What does it take to rig an election? According to the media, an election is fair if neither party stuffs ballot boxes in all fifty states. Believe otherwise and you’re a nut. Or a racist. Or anti-democracy. Or maybe all three. The media need to insist on a standard like that because it’s the only way to pretend that the 2016 election is fair. By any reasonable standard, however, America’s leading press outlets are playing an outrageous role in ensuring that the 2016 vote is the least fair American election in living memory.
The press has long had a pronounced double standard cutting against Republicans. The mainstream media’s messianic coverage of Barack Obama’s 2008 campaign accepted his nomination as “the moment the rise of the oceans began to slow and our planet began to heal” and the end of racial strife. Meanwhile, the same media directed attacks against Trig Palin, an infant with Down Syndrome whose mother was running for Vice President. In 2012, Mitt Romney’s magical powers to cause cancer via corporate restructuring provided a nice contrast to Obama’s planet-healing abilities. And of course, Al Gore and John Kerry were geniuses compared to the imbecilic George Bush, who nonetheless somehow managed to earn more impressive academic credentials at elite Ivy institutions.
Every Republican expects this type of treatment. Until 2016, however, most prominent media outlets and personalities at least attempted a facade of objectivity. When it comes to Trump, they’re not even willing to pretend. The New York Times ran a front-page article in August announcing that it had no interest in objectivity; its goal in reporting on the election was to ensure Trump’s defeat. The advertorial-style pseudo-journalism that has followed demonstrates its commitment to the cause. The Grey Lady has plumbed new depths to become perhaps the most reliable purveyor of regime propaganda since Pravda’s Soviet heyday.
America’s “paper of record” is hardly alone. The country’s entire establishment—media, academia, Wall Street, Hollywood, Silicon Valley, left, right, and center—has united as never before. They have made it clear that they will do whatever it takes to guarantee that Donald Trump is not our next President. To their bewilderment and chagrin, however, many of the things that Trump has said or done to make him radioactive in establishment eyes have done little to sour voters on him; he remains neck and neck with Clinton. Shocked by the masses’ inexplicable acceptance of a candidate so self-evidently odious to them, the media have moved into a new phase. For the past few weeks, the establishment media simply ignores Hillary Clinton’s manifest flaws, censors newsworthy investigations and blockbuster leaks, and lies baldly about Donald Trump.
Were the press anything other than a propaganda outlet for the progressive regime, America might appreciate that though Clinton’s CV includes numerous positions from which she could have made a positive impact on America and the world, she can point to no positive foreign policy achievements. To the contrary, her fingerprints are all over the collapse of the Middle East into anarchy, a nascent nuclear arms race, a Caliphate whose terror has already reached America, and the resurgence of an aggressive and hostile Russia.
When asked why she should become President, Clinton really has only two answers: she has earned it through long years of service; and she would be the first woman to hold the office. Neither is compelling and she knows it. The former argument, of course, gave us the presidencies of Hubert Humphrey, Walter Mondale, Bob Dole, Al Gore, John Kerry, and John McCain (among others). Whatever sad relevance the latter argument once had was lost when gender became a matter of preference; today any man can identify as female.
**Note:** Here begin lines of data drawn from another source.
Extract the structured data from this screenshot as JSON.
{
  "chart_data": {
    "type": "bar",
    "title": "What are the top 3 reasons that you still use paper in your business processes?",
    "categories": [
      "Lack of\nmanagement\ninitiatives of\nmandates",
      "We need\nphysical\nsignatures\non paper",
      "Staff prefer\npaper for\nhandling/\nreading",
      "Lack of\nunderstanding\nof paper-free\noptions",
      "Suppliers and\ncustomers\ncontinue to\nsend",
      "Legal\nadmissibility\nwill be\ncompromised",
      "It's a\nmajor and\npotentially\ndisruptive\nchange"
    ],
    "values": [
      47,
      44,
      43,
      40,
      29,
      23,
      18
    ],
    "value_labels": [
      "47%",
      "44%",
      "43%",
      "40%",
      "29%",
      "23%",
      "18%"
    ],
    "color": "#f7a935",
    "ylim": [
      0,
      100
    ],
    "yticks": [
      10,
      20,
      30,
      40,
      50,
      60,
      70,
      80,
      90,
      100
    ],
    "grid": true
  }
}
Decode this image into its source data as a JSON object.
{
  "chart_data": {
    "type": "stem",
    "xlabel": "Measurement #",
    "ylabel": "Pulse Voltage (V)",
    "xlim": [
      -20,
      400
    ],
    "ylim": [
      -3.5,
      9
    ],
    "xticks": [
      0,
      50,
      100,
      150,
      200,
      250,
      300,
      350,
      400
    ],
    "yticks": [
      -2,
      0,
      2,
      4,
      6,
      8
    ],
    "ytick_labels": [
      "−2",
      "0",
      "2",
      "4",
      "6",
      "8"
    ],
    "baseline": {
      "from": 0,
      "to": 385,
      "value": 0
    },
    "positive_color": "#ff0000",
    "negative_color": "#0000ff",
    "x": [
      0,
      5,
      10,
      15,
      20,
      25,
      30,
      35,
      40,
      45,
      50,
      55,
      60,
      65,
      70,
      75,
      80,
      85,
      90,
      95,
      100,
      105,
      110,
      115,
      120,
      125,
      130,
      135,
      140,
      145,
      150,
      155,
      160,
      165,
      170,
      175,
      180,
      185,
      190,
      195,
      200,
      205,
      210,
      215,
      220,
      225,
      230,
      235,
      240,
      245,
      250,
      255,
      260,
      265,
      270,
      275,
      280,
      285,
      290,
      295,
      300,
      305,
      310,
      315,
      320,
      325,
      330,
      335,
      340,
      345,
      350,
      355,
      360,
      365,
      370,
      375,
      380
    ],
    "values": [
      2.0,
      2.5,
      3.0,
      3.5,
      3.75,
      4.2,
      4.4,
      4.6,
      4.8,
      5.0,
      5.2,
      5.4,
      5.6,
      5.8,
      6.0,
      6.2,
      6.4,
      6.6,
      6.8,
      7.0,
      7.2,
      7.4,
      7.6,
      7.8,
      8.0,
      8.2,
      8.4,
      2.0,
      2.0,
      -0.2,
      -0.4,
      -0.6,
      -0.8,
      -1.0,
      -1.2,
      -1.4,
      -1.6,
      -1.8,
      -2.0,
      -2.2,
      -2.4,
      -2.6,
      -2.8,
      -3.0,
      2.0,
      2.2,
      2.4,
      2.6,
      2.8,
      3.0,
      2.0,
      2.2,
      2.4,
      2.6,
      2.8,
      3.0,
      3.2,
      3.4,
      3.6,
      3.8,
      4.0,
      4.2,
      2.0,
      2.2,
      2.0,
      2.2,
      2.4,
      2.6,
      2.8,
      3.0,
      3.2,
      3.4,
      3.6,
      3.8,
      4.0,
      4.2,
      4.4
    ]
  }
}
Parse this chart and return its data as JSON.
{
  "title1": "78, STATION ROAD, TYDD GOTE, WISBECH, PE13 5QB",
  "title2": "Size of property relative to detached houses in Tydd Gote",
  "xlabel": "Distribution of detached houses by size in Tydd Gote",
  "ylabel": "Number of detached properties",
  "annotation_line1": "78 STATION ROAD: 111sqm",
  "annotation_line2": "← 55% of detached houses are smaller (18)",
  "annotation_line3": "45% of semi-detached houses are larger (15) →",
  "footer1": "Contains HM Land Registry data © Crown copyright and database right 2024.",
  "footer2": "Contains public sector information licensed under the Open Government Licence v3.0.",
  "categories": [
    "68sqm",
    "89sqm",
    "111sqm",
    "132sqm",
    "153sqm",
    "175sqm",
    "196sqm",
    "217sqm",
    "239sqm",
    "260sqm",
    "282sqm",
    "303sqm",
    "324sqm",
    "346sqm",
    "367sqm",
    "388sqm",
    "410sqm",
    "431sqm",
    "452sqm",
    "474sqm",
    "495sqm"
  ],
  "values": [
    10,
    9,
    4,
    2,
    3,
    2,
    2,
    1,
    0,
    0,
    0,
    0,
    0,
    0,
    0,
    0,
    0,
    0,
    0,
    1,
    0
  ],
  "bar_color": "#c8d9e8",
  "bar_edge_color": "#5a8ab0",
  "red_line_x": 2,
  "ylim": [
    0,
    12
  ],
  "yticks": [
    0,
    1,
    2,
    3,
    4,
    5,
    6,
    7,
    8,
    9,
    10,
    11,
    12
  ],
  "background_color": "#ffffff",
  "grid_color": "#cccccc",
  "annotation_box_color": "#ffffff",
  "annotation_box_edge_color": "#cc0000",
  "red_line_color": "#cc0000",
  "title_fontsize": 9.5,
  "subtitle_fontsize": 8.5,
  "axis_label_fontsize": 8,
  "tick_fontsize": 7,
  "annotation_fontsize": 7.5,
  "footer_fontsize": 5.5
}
So it’s no surprise that Hillary Clinton and her allies remain laser-focused on lying about Donald Trump. When Trump told a room full of veterans that the VA scandal was unacceptable, that soldiers returning home suffering from PTSD deserve more help than they get, and that as President he would provide that help, the press insisted that Trump had labeled veterans with PTSD “weak.” When Trump said that Mexico’s best and brightest were not the folks flowing across the border illegally, but rather that Mexican criminals saw it as an escape route, the press claimed that he had called all Mexicans rapists. When Trump echoed Justice Sotomayor’s notion that a judge of Latino heritage might bring that background to bear in reaching decisions distinct from those that non-Latino judges might reach, he was universally pilloried as a racist.
Members of the establishment grimly agree that Trump’s complaint that the system is rigged, his willingness to call out the press for its obvious pro-Clinton advocacy, and his observation that Democratic opposition to voter ID laws seem tailored to promoting fraud, constitute a threat to the republic. Actual press bias and voter fraud, on the other hand, do not distress them at all. Nor, for that matter, does anyone in the establishment seem concerned that repeated Democratic accusations—from Clinton on down—that Vladimir Putin is employing Russian hackers in an attempt to hand Trump an unearned victory are at least as disturbing signals of their own pre-emptive delegitimization of a Trump victory. Perhaps they fail to take that possibility seriously because they have already decided that Trump will not be allowed to win.
The American establishment is committed to blocking Trump’s election. Are the 2016 elections rigged? You bet they are—no matter how many ballot boxes do or don’t get stuffed come November 8.